Grey, a dance film set at the Getty Center, succeeded on two counts. It showed off the dramatic angles of Richard Meier’s architecture and zeroed in on the strengths of Jonas’s choreography. Dancers became sculptural statements in black, set against the dizzying play of light and shadow created by the stark stones and blinding sun on the Getty mountaintop. With sensual cinematography by William Adashek, the dancers were filmed from above and below as they utilized the staircases, balconies, and platforms of the multi-level architecture. I only wished Jonas could have resisted the close-ups of three female dancers glaring at each other. There was no need to create a sub-text of hostility and one-upmanship. He should take a lesson from Balanchine dancers who are schooled to remain impassive yet engaged, strong yet benign.

The last piece of the evening, Obstacles, proved the most problematic.
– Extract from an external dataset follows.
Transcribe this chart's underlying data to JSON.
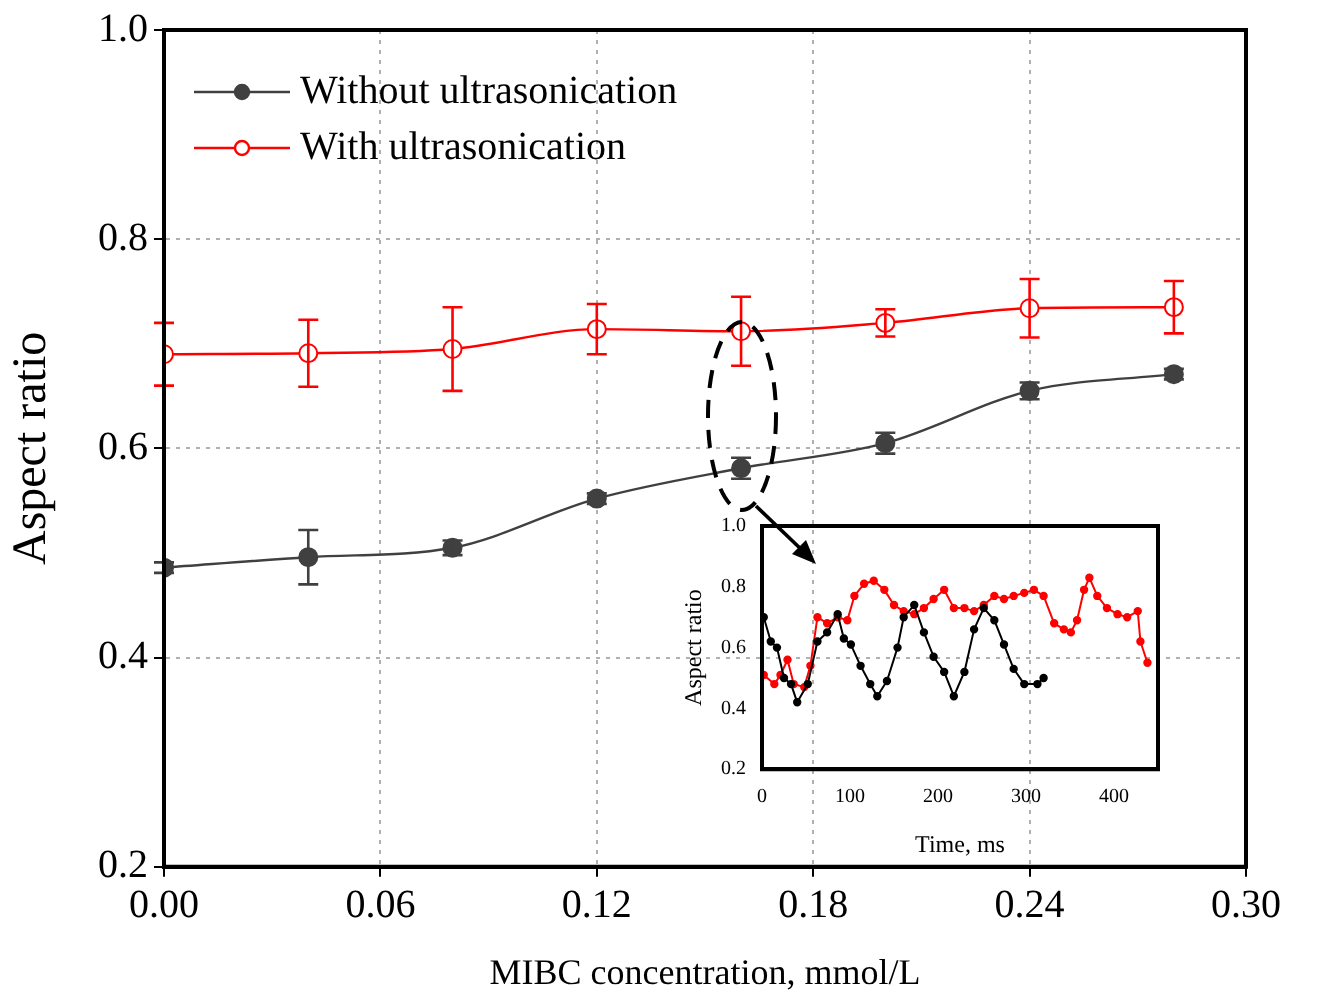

If there were clichés in the first piece that weakened it, this one was compromised by being too literal, derailing what could have been a more interesting work. As we listen to the tragic narration of Mallory Smith, living with the devastating trials of cystic fibrosis, Jonas and Marissa Labog enact a literal battle of life and death. Large and lumbering, Jonas embodies the disease; small and vulnerable, Labog dances the victim. Struggling to climb over him, push past him, or crawl around him, Labog is blocked at every step by Jonas’s hulking form. Labog, by far the most diminutive in stature of the company, is repeatedly used throughout In a Room on Broad St. and Obstacles as the victim – constantly lifted, hoisted, and thrown about. It plays with the audience’s sympathies and is obvious casting. Labog is a capable and charismatic performer – why not feature her against type? And why does Jonas choose to hit the nail on the head? Mallory’s narration alternates with Philip Glass’s music. The music would be enough, the choreography would be enough, and the rectangle of light on the floor, which holds and contains the two dancers, would be enough to convey the tragedy and trap of this crippling disease without further comment.

Jonas is at the beginning of his artistic career, on a multimedia path to use film, theatrical performance, and social media to reach out to the community. Time will hopefully deepen his trust in himself and his audience and perhaps enable him to move away from the literal and obvious towards the skills displayed in his more subtle pieces.